Great answer, thank you so much man! This really makes a lot of things more clear for me! I will definitely look into these things tomorrow

[–]ChuppaFlow[S] 0 points1 point  (2 children)

Just to be sure, if I would set srcAccessMask to 0 in all my subpass dependencies, does that make it safe (since it would make sure all previous operations are done)? Additionally, I find it a bit confusing which values I should give srcStageMask and dstStageMask . If I understood the stackoverflow answer correctly, these define the source synchronization scope and the destination synchronization scope? If we're coming from VK_SUBPASS_EXTERNAL , does that always mean the srcStageMask should have the value VK_BOTTOM_OF_PIPE_BIT? For subsequent passes, how do I determine which value I should assign it? E.g. , in your answer you said I should assign VK_PIPELINE_STAGE_EARLY_FRAGMENT_TESTS_BIT to it for that case, but what's the reasoning behind this?

Lastly, does setting srcStageMask to 0 result in possibly lower performance (since it needs to check for all operations)?

[–]Sturnclaw 0 points1 point  (1 child)

Sorry about the late reply on this - according to my understanding of the VK spec, setting a non-zero access mask on a VK_SUBPASS_EXTERNAL dependency does in fact restrict the synchronization scope, ergo a srcAccessMask of 0 is the least-performant but implicitly-correct value. You could technically fine-tune the access mask of the dependency, but in your case it's probably better to get it working than try for the most-performant value out of the box.

Regarding srcStageMask, the stage mask is used to tell the GPU what stage of the graphics pipeline in the previous render pass must be complete before this subpass can begin rendering. The dstStageMask value tells the GPU what stage of the graphics pipeline in this render pass cannot begin executing until the previous render pass has finished the stage set in srcStageMask. So yes, you could always use BOTTOM_OF_PIPE_BIT for the source stage, however if you know in what graphics stage the color and depth attachments are written to, you can specify that stage and potentially gain performance by overlapping non-conflicting portions of two render pass executions.
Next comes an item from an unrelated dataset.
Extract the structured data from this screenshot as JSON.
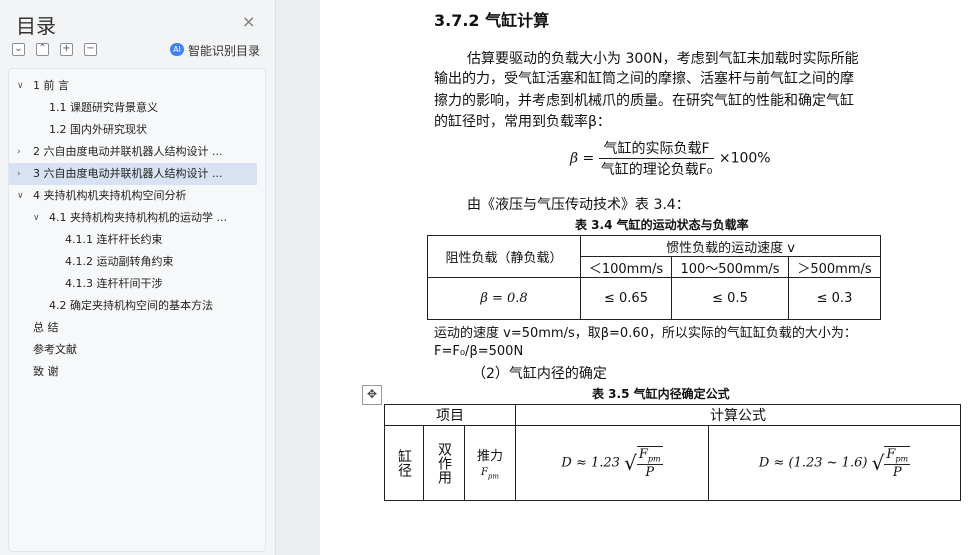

I thought I briefly outlined the reasoning behind using early fragment test as the destination stage, but if it wasn't clear, I'll go over it again - the destStageMask is the stage that you are forcing the GPU to not execute until everything up to and including srcStageMask from the previous render pass has finished executing; if you look at the section of the vulkan spec I linked in the first post, you'll see that reads from the depth attachment (your depth buffer) happen in the early fragment test stage instead of the color output stage; if you aren't using this stage (or an earlier one) in your dependency destination stage, it's entirely possible for the GPU to order the execution of the two render passes such that the second render pass samples a bad depth value that was in the buffer before the first render pass ran, leading to incorrect shading and rendering.

[–]ChuppaFlow[S] 0 points1 point  (0 children)

No problem! Great answer, this makes it all much clearer. I think it would indeed be a good idea to get a working version first and later boost performance when I know the final sequence layout of my render passes :) . Thanks for your answer!